Zaman bakımından kadastro mahkemesinin görev ve yetkisini düzenleyen 3402 sayılı Kanunun 26/4 maddesi hükmüne göre “Kadastro mahkemesinin yetkisi (görevi), her taşınmaz mal hakkında kadastro tutanağı düzenlendiği günde başlar.” Kadastro mahkemesinin davayı görebilmesi için dava konusu taşınmaz hakkında tespit tutanağı düzenlenmesi ve kanunî süre içinde dava açılmış olması gerekir.
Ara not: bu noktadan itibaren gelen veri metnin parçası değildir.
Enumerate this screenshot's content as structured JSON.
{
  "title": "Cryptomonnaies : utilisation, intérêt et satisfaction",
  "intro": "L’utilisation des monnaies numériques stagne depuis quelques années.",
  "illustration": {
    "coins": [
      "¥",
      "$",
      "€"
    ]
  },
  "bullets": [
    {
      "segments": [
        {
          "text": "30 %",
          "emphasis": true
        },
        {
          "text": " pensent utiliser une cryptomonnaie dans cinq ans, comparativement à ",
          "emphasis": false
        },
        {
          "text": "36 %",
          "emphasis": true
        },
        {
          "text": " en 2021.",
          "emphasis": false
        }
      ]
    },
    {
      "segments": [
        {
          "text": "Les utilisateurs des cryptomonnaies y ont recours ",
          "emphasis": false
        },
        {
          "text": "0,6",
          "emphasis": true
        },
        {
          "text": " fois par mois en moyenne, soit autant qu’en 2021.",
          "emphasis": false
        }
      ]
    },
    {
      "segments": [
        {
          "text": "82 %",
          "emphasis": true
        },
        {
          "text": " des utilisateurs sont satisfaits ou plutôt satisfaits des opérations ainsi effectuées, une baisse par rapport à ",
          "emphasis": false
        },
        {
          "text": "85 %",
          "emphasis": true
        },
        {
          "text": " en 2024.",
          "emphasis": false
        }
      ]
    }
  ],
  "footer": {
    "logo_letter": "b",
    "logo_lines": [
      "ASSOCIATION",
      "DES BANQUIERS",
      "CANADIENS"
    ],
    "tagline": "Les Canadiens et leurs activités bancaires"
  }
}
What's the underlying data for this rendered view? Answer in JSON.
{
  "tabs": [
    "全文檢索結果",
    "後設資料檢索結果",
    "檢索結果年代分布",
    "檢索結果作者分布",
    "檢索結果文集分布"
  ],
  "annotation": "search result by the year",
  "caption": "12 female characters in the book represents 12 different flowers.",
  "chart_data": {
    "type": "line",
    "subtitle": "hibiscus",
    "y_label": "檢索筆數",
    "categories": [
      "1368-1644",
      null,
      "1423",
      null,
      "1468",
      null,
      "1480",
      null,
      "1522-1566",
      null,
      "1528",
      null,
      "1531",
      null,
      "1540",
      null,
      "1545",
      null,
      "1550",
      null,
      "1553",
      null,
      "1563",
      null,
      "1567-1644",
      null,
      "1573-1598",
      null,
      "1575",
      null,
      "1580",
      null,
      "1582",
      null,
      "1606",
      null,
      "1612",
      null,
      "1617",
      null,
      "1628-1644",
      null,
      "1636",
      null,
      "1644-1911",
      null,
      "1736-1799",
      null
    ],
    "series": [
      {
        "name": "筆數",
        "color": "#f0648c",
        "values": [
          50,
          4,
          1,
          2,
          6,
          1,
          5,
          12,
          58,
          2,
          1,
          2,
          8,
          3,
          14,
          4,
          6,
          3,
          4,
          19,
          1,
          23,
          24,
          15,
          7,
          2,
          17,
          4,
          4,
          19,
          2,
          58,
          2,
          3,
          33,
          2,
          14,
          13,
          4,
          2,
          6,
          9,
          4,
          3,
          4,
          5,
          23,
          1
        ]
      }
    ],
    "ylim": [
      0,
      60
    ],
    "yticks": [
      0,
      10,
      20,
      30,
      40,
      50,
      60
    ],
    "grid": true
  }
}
Görev, kamu düzenine ilişkin olup; temyiz edenlerin sıfatına bakılmaksızın, yargılamanın her aşamasında gözetilmelidir. Bu sebeple, mahkemece yapılacak iş: çekişmeli taşınmazın kadastro tutanağı kesinleşmediğinden, davaya bakma görevinin Kadastro Mahkemesine ait olduğu düşünülerek görevsizlik kararı vermekten ibarettir.
SONUÇ : Yukarıda açıklanan nedenlerle; davacı Hazine vekilinin temyiz itirazlarının kabulü ile hükmün BOZULMASINA, bozma nedenine göre diğer konuların bu aşamada incelenmesine yer olmadığına 23/05/2013 günü oy birliği ile karar verildi.